5 Oktober 2025

Kisah Haru Pahrul: Menggantikan Ayah untuk Menunaikan Haji Bersama Ibu

Kisah Haru Pahrul: Menggantikan Ayah untuk Menunaikan Haji Bersama Ibu
0 views

INFOFILANTROPI.COM, Sibolga (Kemenag) – Di tengah keramaian jemaah haji yang bersiap berangkat menuju Tanah Suci, terlihat sebuah pemandangan penuh haru. Seorang ibu, Pitta (56), dan putranya, Pahrul Ramadhan Syahputra (30), sedang bersiap mengarungi perjalanan spiritual yang tak hanya penuh makna, tetapi juga menggugah hati.

Beberapa bulan sebelum keberangkatan mereka, Pitta dan suaminya, Hapijuddin, telah merencanakan untuk menunaikan ibadah haji bersama. Semua persiapan sudah hampir selesai—paspor, visa, dan segala hal yang diperlukan telah disiapkan. Namun, takdir berkata lain. Sebelum mereka berangkat, sang suami, yang akrab disapa Pak Apit, meninggal dunia akibat komplikasi diabetes.

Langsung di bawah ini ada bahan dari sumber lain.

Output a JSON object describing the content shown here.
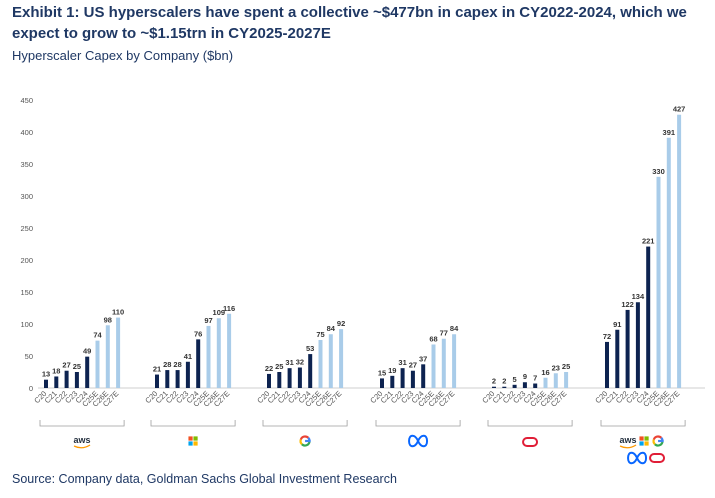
{
  "title": "Exhibit 1: US hyperscalers have spent a collective ~$477bn in capex in CY2022-2024, which we expect to grow to ~$1.15trn in CY2025-2027E",
  "subtitle": "Hyperscaler Capex by Company ($bn)",
  "source": "Source: Company data, Goldman Sachs Global Investment Research",
  "colors": {
    "actual": "#0d2350",
    "estimate": "#a9cce9",
    "aws": "#232f3e",
    "aws_smile": "#ff9900",
    "meta": "#0866ff",
    "oracle": "#e01e37"
  },
  "chart_data": {
    "type": "bar",
    "title": "Hyperscaler Capex by Company ($bn)",
    "ylabel": "",
    "xlabel": "",
    "ylim": [
      0,
      450
    ],
    "yticks": [
      0,
      50,
      100,
      150,
      200,
      250,
      300,
      350,
      400,
      450
    ],
    "categories": [
      "C20",
      "C21",
      "C22",
      "C23",
      "C24",
      "C25E",
      "C26E",
      "C27E"
    ],
    "actual_count": 5,
    "groups": [
      {
        "name": "Amazon",
        "logo": "aws",
        "values": [
          13,
          18,
          27,
          25,
          49,
          74,
          98,
          110
        ]
      },
      {
        "name": "Microsoft",
        "logo": "microsoft",
        "values": [
          21,
          28,
          28,
          41,
          76,
          97,
          109,
          116
        ]
      },
      {
        "name": "Google",
        "logo": "google",
        "values": [
          22,
          25,
          31,
          32,
          53,
          75,
          84,
          92
        ]
      },
      {
        "name": "Meta",
        "logo": "meta",
        "values": [
          15,
          19,
          31,
          27,
          37,
          68,
          77,
          84
        ]
      },
      {
        "name": "Oracle",
        "logo": "oracle",
        "values": [
          2,
          2,
          5,
          9,
          7,
          16,
          23,
          25
        ]
      },
      {
        "name": "Total",
        "logo": "all",
        "values": [
          72,
          91,
          122,
          134,
          221,
          330,
          391,
          427
        ]
      }
    ]
  }
}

“Bapak sangat bersemangat. Setiap hari beliau berbicara tentang Makkah, tentang wukuf di Arafah. Tapi Allah lebih dulu memanggil beliau,” kenang Pitta dengan mata yang berkaca-kaca.

Kepergian Pak Apit meninggalkan duka yang mendalam, tak hanya karena kehilangan orang yang tercinta, tetapi juga karena impian mereka untuk menunaikan haji bersama yang harus sirna begitu saja. Namun, dalam kesedihan itu, sang anak sulung, Pahrul, mengambil keputusan besar yang mengejutkan. Ia memilih untuk menggantikan posisi sang ayah dan menemani ibunya menunaikan ibadah haji.

“Saya tahu ini sangat berat, tapi saya merasa ini adalah cara terbaik untuk melanjutkan niat mulia Bapak. Saya ingin Ibu tidak sendirian di perjalanan ini. Bagi saya, ini lebih dari sekadar ibadah haji, ini adalah perjalanan hati,” kata Pahrul dengan suara bergetar.

Keputusan Pahrul tidak datang dengan mudah. Proses pergantian porsi haji, pengaturan cuti kerja, dan persiapan fisik serta mental semuanya harus diurus dengan penuh perhatian. Meskipun awalnya ragu dan merasa tidak pantas menggantikan posisi ayahnya, Pahrul akhirnya menemukan kekuatan dalam melihat wajah ibunya yang penuh harapan.

“Awalnya saya ragu, merasa belum siap. Tapi setiap kali melihat Ibu, saya tahu ini yang harus saya lakukan. Ini untuk Bapak, dan untuk Ibu,” tambah Pahrul dengan tegar.

Saat manasik dan detik-detik menjelang keberangkatan, suasana semakin haru. Banyak kerabat yang datang ke rumah mereka tidak dapat menahan air mata saat berpamitan. Di tangan Pitta, sebuah kenangan indah yang akan selalu dikenang.

“Bapak tetap berangkat, lewat Pahrul,” kata Pitta, dengan suara pelan namun penuh keyakinan. Perjalanan ini bagi mereka bukan hanya sekadar ibadah haji, tetapi juga sebuah simbol cinta yang abadi, pengabdian seorang anak kepada orang tua, dan keyakinan bahwa meskipun tubuh sang ayah tiada, niat sucinya tetap hidup, mengiringi mereka menuju Tanah Suci.

“Melalui haji ini, kami bukan hanya menyempurnakan rukun Islam, tetapi juga menyempurnakan niat Bapak. Ini adalah perjalanan yang tak hanya spiritual, tetapi juga penuh dengan cinta yang tak lekang oleh waktu,” tutup Pahrul dengan mata yang berkaca.

Perjalanan haji kali ini tidak hanya menjadi saksi kesetiaan seorang anak kepada orang tuanya, tetapi juga menjadi lambang kebersamaan yang mengatasi batasan fisik dan waktu.